Speaking of stuffed dishes, large nasturtium leaves make the perfect material for wrapping making it a nice alternative to the usual vine leaves. The whole blossom may be used but to avoid possible bitterness, it is best to snip off the base and keep only the petals. They can be planted in pots, hanging baskets and directly in the ground.  

Edible Flowers

VIOLA (Viola tricolor)

Wild pansy, heartsease, heart's ease, heart's delight, tickle-my-fancy, Jack-jump-up-and-kiss-me, come-and-cuddle-me, three faces in a hood, love-in-idleness; so many names for such a little flower. Historical references to this flower are numerous with even some Shakespearian verses featuring the viola tricolour and its powerful “love potion” effect.  Magical qualities aside, this flower features front and center on many beautiful modern dishes adding some impressive colour.

The slightly sweet flavour of the lovely little viola flowers with their vibrant purple, lilac and yellow colours make them the perfect choice for sweet dishes. A simple white iced cake can be taken to the next culinary level if covered in a splash of little heartsease. Freezing them into ice cubes or dropping them directly into cocktails also make a grand impression. Since their taste is not overly strong, they also work well as a garnish for salads, rice dishes and other savoury dishes that need some pizzazz.

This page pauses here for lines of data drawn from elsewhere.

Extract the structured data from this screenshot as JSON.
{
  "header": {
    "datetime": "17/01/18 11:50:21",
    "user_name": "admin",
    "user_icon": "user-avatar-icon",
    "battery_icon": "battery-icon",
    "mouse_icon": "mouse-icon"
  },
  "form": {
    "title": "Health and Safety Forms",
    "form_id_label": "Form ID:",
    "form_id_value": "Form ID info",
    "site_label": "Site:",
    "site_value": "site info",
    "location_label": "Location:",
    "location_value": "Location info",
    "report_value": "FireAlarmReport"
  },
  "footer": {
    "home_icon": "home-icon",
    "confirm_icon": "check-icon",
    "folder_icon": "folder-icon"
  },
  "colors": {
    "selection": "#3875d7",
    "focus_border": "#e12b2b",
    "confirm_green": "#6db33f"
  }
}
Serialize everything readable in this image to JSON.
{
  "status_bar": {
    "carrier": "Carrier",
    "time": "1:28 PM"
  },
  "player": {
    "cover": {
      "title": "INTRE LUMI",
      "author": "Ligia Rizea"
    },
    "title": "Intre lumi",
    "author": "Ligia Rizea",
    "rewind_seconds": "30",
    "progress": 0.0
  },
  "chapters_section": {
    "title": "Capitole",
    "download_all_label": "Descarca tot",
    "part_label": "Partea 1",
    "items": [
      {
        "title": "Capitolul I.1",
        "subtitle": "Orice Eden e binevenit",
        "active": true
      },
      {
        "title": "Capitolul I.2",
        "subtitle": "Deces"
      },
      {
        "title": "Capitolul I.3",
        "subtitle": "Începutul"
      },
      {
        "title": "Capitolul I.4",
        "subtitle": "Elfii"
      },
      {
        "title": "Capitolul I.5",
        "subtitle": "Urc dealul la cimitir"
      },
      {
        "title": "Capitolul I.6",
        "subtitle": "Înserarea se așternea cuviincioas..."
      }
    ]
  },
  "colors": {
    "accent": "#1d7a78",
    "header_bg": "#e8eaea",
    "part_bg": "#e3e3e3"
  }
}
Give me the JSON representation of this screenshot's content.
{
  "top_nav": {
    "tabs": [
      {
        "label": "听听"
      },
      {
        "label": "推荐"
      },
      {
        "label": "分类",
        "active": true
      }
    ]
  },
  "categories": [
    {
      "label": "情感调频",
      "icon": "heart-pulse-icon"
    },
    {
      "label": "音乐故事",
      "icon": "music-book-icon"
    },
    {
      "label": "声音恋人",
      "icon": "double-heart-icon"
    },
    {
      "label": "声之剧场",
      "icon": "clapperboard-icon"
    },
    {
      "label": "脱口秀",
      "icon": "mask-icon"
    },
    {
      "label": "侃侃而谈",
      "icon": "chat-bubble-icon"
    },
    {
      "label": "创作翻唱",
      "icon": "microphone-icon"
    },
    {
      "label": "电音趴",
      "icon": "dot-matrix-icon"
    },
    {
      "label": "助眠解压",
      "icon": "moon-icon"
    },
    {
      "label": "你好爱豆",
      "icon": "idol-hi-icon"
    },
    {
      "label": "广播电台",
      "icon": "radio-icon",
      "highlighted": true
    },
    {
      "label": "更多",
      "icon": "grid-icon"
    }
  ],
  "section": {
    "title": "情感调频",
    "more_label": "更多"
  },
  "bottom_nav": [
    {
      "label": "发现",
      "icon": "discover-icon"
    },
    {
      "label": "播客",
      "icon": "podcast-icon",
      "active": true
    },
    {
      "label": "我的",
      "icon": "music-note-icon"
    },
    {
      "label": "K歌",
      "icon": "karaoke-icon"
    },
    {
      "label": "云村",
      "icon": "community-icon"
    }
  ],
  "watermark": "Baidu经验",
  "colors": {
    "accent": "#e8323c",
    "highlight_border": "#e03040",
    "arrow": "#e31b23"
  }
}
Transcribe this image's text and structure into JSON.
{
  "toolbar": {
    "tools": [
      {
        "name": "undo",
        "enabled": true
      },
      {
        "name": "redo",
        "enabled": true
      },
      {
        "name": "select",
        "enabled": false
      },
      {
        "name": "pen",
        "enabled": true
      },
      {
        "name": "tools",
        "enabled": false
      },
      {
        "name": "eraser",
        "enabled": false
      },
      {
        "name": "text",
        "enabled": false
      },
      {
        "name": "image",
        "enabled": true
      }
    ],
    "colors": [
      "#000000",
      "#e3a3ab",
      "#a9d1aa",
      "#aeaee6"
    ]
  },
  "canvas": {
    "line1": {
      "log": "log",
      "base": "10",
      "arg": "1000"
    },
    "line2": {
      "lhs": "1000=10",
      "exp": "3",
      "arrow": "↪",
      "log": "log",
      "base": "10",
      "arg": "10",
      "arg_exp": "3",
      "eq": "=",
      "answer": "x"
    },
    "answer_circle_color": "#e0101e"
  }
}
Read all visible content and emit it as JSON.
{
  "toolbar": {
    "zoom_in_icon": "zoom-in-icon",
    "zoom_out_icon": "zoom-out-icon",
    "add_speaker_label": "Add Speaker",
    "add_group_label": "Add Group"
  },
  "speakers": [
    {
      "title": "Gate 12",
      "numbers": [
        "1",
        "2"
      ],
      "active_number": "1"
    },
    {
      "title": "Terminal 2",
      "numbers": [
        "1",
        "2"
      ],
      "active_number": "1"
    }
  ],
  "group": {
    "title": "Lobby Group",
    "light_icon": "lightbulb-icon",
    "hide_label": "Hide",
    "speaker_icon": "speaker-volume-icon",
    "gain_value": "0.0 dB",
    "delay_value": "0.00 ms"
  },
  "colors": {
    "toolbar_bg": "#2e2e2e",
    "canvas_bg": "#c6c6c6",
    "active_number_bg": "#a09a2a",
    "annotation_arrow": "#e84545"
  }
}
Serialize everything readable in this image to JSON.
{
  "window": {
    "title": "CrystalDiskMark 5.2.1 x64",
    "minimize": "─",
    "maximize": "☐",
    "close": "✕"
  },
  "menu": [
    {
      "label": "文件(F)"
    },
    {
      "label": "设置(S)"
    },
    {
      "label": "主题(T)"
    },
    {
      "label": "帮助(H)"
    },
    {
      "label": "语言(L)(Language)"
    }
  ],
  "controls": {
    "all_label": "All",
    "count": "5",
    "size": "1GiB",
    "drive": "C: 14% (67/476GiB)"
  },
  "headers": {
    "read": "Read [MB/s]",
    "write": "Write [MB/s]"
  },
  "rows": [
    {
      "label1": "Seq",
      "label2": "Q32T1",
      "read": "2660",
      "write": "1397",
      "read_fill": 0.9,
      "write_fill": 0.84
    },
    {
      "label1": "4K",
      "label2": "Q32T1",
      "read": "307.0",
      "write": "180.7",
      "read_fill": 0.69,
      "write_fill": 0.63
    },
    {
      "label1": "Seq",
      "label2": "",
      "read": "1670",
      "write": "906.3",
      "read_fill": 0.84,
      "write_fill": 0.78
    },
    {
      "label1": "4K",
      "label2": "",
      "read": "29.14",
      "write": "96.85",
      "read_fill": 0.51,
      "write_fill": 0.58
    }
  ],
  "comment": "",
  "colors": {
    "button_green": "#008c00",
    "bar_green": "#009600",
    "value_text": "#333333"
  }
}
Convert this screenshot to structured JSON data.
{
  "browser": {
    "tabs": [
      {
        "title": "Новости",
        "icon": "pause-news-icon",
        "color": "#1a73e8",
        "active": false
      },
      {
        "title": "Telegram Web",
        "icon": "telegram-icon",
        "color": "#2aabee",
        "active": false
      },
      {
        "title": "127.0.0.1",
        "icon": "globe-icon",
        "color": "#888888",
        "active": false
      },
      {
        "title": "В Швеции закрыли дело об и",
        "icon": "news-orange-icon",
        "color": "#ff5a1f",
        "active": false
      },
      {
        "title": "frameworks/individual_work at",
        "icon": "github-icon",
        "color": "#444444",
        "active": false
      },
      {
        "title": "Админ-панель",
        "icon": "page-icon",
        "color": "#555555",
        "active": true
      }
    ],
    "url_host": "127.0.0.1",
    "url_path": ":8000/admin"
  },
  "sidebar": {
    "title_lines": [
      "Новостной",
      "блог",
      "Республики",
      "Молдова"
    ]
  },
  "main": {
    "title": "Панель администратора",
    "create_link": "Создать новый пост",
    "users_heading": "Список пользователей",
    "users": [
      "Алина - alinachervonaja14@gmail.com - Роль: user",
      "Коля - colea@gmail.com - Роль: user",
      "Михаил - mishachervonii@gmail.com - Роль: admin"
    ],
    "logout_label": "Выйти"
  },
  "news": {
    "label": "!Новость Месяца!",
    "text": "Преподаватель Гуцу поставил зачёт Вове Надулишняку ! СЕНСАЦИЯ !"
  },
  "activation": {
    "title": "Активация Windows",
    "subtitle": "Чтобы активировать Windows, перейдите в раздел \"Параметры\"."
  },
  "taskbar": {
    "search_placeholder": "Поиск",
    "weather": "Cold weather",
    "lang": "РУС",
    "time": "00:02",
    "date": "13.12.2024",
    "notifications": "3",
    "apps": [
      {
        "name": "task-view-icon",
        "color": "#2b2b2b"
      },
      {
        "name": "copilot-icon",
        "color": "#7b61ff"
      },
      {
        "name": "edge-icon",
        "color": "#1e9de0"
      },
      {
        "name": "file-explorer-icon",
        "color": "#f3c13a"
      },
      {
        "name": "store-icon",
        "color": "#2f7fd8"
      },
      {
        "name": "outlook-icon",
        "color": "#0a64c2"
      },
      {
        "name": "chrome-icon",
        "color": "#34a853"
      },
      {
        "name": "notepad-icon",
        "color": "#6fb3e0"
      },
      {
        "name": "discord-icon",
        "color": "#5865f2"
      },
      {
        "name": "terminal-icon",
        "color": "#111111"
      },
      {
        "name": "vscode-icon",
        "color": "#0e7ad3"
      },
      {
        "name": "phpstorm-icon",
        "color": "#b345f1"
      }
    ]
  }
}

The viola tricolor will mainly flower in spring and summer and are hardy therefore ideal for anyone that prefers plants with low maintenance qualities. Pots or beds; sun or partial sun; they will be happy in either. For even greater flowering results make sure to deadhead regularly. 

Harvesting and Storage

As a general rule, pick your flowers in the morning after the dew since they are usually fully opened at this time. Some flowers like violas and zucchinis can be eaten as is without fuss but some may need the stamens and pistil removed to avoid bitterness. Taste is subjective though so trial a few combinations: with the stem, without the stem, only the petals,… to see which one suits your palate.
The best way to store flowers is not to do so. Apart from ice cubes, most recipes are best executed by adding the flowers fresh from the garden just before serving to keep them as colourful and vibrant as possible. Think cook-pick-add-serve! If you have a bumper crop and wish to store them for a short period, place them on a damp cloth or paper towel in a sealed container in the fridge or pop them in a vase on the counter.

A last word of advice is to make sure that your edible flowers do more than just look pretty. They need to compliment your dish and ideally enhance its flavour. There is a good selection of cookbooks and websites full of recipes featuring edible flowers that will guide you through your ingredient choices. Possibilities are endless.